Alice Through the Looking Glass (2016)
The sequel to Alice in Wonderland.
Fantastic Beasts and Where to Find Them (2016)
Based on the J.K. Rowling book and set in the Harry Potter universe.
The Huntsman (2016)
The sequel to Snow White and the Huntsman.
What’s your favorite Colleen Atwood costume design?
I adore her work. I’ve been a fan for years. My favorite of her gowns, though, I think is the black and white gown from Sleepy Hollow.
It really doesn’t get much better, does it?
I love her work on “Into the Woods”, and especially the costumes she created for the witch. They just look so organic, and like they’re a part of the woods.
I was lucky enough to see the Hessian’s/Headless Horseman’s cloak in person. I spent a good fifteen minutes staring at the thing; film does not do the piece justice. There are so many layers and materials and stitching types–thread type & color, stitch size, and stitch type, it’s like a mixed media artwork!
Wow! That sounds amazing.
Yeah, I got a chance to see Charlize’s costumes from Snow White and the Huntsman, close up in exhibition for that year’s Best Costume Oscar nominees, and let me tell you, Ms. Atwood was robbed by the Anna Karenina costume designer! The cock feather cloak and the beetle dress were so darned detailed and beautiful and UNIQUE, that nothing should have beaten her out.
I still look askance at Memoirs of a Geisha.
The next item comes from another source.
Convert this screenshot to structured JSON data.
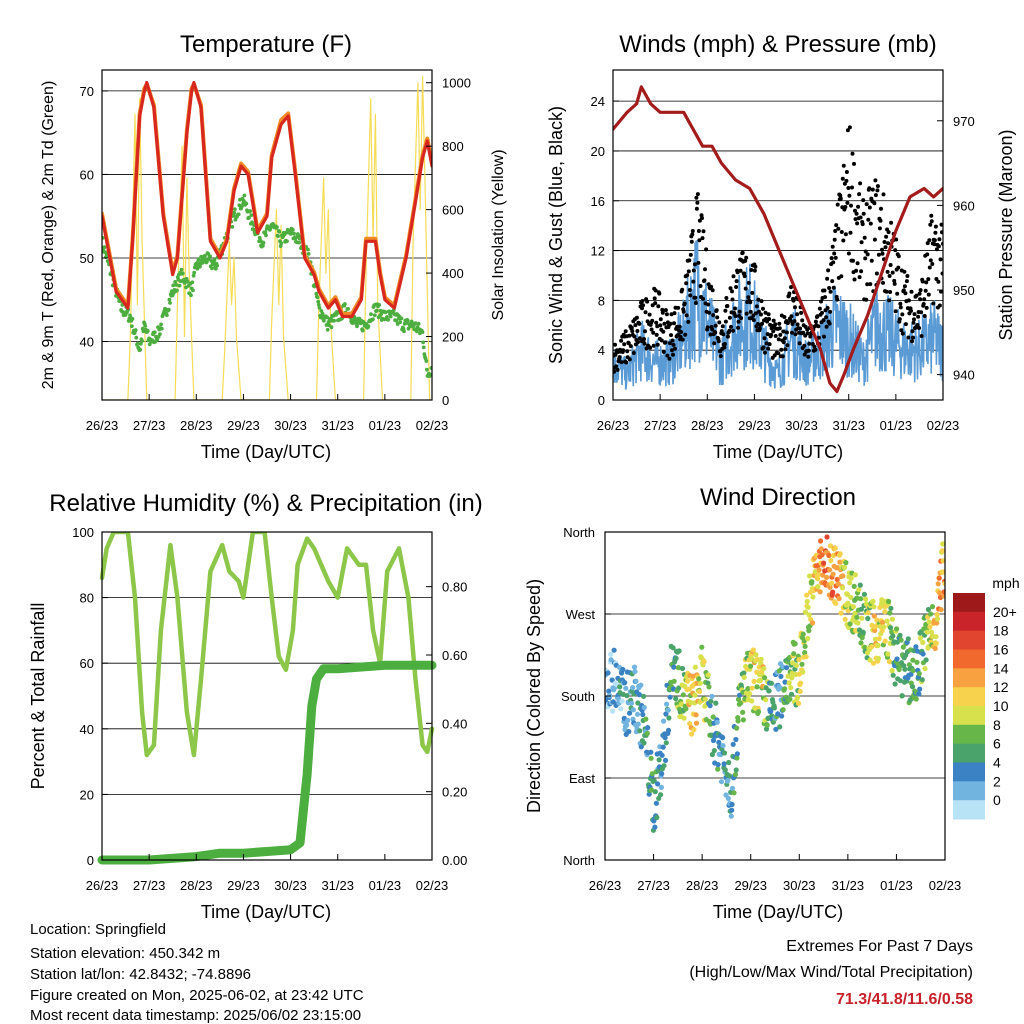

There was so much “mutton dressed as lamb” going on with the kimonos.
As a kimono enthusiast, collector and a person who knows how to wear kimono the films kimono were terrible. (not to mention the styling and makeup of the geisha look) So many things bothered me. They tried to create a more “western silhouette” and got vintage kimono which they remade into a shape that makes it impossible to wear as a actual kimono.
a older article that talks about the costuming
http://www.washingtonpost.com/wp-dyn/content/article/2005/12/14/AR2005121402482.html
I’ve definitely heard that — the problem is my knowledge of mid-20th century kimonos is nil! I appreciate the link — always good to have information!
My favorites are The Fantastic Beasts franchise and Sleepy Hollow. I loved her costumes for Dumbo as well, of course that was released several years after the original blog post. Also, I don’t think that’s a picture from Fantastic Beasts and Where to Find Them in the original post. It looks like it might have been some pre-production mock up.